Туркестанские офицеры также пожелали взять с собой разнообразный и объемный скарб, и распоряжением самого главнокомандующего экспедицией их потребности в комфортном походном быте были регламентированы выделением им определенного числа вьючных животных. Генералам определено было по три верблюда, штаб-офицерам – начальникам частей – по два, штаб-офицерам – по одному и обер-офицерам – один на двоих. На трех верблюдах можно было унести около 2 тонн груза. Истинно генеральский размах.
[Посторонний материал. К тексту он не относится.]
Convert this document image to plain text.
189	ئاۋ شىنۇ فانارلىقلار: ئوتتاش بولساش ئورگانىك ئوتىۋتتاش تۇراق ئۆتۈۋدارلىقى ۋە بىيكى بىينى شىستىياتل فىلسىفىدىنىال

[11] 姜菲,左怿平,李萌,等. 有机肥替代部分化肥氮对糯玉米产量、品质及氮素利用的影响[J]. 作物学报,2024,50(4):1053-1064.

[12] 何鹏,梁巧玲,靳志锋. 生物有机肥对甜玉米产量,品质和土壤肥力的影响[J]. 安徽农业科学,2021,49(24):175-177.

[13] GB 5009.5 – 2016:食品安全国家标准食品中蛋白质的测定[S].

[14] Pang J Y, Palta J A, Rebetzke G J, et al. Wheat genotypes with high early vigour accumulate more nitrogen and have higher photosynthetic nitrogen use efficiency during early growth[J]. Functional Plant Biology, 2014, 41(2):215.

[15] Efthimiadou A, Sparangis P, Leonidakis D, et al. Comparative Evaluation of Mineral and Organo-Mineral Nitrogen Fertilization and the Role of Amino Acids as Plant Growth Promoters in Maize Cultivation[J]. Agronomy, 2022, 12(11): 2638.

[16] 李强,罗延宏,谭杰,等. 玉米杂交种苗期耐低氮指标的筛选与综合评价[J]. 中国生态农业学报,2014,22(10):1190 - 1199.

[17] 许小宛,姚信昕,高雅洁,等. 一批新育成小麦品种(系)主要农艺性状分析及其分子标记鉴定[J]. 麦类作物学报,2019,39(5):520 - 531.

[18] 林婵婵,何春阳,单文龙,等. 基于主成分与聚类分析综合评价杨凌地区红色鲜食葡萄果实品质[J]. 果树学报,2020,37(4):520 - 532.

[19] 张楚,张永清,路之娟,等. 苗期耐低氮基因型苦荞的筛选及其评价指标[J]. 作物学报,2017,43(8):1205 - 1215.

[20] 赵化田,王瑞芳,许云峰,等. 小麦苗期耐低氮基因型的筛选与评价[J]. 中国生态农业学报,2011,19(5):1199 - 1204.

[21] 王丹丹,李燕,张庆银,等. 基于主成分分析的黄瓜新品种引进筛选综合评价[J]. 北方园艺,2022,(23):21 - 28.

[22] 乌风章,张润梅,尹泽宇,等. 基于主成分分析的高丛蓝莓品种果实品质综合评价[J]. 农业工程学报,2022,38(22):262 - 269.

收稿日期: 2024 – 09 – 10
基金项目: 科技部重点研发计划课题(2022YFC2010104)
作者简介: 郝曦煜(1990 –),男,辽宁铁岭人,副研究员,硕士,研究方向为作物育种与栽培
Верблюды должны были нести боеприпасы, орудия, медицинские грузы – отряд имел хорошо снабженный лекарствами и укомплектованный врачами и фельдшерами (14 врачей, 29 фельдшеров) лазарет. Предусмотрены были для перевозки больных специально сконструированные носилки. Состояние здоровья людей в походе было особой заботой Кауфмана. По его инициативе разработали подробнейшие правила походного быта – всего 30 пунктов на 14 страницах. Это была инструкция для офицеров: «1) В начале похода, покуда еще не наступят жары, не поднимать людей ранее четырех часов утра, а с ночлегов не выступать ранее шести. С наступлением жаров поднимать до рассвета, чтобы успеть сделать переход до жара. 2) Наблюдать, чтобы люди пили чай по крайней мере два раза в сутки – утром и вечером, а если возможно, то и на привалах. Люди меньше будут пить сырой воды и тем избавятся от расстройств желудка и лихорадок. 3) Водку отпускать только в крайних случаях: в сырую погоду, после больших переходов, трудных работ. Не давать при подъеме с ночлегов и перед встречей с неприятелем (никаких «наркомовских ста грамм» времен Второй мировой. – Е. Г.). 4) Эшелонным начальникам заботиться о том, чтобы к безводным переходам или где, на ночлеге, предстоит пользоваться дурной водой, – все турсуки, баклаги и бочонки были наполнены водой… 5) В видах предохранения людей от вредных последствий быстрого перехода от дневного жара к ночному холоду наблюдать, чтобы люди вовремя надевали шинели. 6) Озаботиться, чтобы у каждого солдата была кошма для подстилки и покрышки. 7) На ночлегах у колодцев с дурной водой ставить часовых и не давать людям брать из них воду. 8) Пищу варить два раза в сутки: после прихода на ночлег и перед выступлением»[214].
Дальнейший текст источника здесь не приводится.